17 April 2013
Balmond Studio, London
I have been working at Balmond Studio, founded by Cecil Balmond in 2010, for slightly over a year now and the experience has been more than holistic to say the least. Working on design projects, writing articles, discussing new initiatives and debating over theoretical issues, are just some of my experiences.
Beyond its design, what I find interesting about working in Balmond Studio is discovering the way the practice is fundamentally managed and shaped through the constant bustle of activities and projects. Based on my observation and experience within the practice, I have listed some thoughts on how an organisation can constantly engage its staff and maintain a high level of creative output.

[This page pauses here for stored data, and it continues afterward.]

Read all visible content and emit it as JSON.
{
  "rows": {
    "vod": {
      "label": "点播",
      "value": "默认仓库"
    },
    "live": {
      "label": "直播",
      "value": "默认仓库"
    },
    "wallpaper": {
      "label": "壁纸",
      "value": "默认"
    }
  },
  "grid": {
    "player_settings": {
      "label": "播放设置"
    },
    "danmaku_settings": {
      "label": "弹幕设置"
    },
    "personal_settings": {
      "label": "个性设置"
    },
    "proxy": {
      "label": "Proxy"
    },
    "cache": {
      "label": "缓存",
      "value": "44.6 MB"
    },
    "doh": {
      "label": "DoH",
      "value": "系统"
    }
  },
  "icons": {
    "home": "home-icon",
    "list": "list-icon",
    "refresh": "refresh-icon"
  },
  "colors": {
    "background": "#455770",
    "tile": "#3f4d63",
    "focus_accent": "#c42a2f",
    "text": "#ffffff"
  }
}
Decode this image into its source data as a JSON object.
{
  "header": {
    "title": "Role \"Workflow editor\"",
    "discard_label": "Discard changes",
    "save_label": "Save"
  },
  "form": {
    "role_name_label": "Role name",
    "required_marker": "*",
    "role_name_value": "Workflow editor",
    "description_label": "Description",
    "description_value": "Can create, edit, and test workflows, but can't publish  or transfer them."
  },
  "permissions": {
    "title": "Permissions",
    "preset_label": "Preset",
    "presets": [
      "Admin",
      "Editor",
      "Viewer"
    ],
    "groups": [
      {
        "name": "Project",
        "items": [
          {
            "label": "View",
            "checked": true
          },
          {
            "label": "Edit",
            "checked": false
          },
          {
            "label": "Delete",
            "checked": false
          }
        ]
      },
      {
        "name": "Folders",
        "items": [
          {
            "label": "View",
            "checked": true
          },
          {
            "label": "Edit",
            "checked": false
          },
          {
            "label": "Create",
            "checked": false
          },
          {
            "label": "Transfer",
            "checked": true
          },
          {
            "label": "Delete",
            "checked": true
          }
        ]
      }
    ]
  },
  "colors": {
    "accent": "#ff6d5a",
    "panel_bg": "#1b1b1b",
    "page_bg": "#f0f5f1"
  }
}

With the rise of the post-industrial era, corporations have been experimenting with developing the right working environment in order to increase their staffs’ productivity and creativity. From linking interior colour schemes with business psychology in the early 1990s to the recent slides and ping-pong tables found in the workspaces of Googleplex, offices have been designed to simulate the notion of fun and leisure, in the hope of increasing one’s output.
However in Balmond Studio, there are no staff working on yoga balls or meetings conducted on astroturfed carpets. Instead, the studio is simply a typical office space, filled with rows of tables laid out with PC desktops, sketches and drawings; and shelves stuffed with reference books, project files and physical models. What the practice offers in experience is not via playful spaces and objects but rather through the direct involvement in projects and decision-making.

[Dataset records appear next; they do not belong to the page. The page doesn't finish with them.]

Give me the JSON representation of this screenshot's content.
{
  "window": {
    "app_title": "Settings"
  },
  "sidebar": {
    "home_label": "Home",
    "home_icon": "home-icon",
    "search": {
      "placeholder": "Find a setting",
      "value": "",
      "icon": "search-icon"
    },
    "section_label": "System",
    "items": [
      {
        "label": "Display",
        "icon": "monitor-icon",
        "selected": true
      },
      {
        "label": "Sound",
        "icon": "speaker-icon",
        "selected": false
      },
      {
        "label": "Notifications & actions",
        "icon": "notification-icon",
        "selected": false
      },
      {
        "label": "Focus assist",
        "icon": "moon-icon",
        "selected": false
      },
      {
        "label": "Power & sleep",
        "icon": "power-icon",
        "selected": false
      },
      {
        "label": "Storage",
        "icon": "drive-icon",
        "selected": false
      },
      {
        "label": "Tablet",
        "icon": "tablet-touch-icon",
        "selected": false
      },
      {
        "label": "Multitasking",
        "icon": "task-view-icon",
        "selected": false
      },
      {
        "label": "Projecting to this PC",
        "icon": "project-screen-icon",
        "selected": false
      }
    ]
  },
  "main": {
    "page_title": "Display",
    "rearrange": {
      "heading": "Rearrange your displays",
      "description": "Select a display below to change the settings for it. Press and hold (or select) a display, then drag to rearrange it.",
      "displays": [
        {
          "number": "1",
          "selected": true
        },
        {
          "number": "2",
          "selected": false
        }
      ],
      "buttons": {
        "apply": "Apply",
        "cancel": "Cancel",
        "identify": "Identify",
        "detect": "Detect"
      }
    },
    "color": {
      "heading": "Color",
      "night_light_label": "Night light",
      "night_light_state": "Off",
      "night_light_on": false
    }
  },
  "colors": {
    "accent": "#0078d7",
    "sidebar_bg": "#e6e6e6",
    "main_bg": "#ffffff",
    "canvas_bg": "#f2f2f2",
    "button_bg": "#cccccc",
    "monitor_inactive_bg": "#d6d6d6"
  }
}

In addition to commissioned architectural and art projects, employees at Balmond Studio are actively involved in developing and managing the content of two key initiatives, Thinking-in-Practice (TiP) – an online publication – and Learning-in-Practice (LiP) – an academic engagement with universities globally.
TiP, features essays, interviews and reviews by contributors from various fields, ranging from art and architecture to mathematics and philosophy. Each online issue is comprised of articles contributed both internally and externally by invited writers, carefully researched and curated by the studio.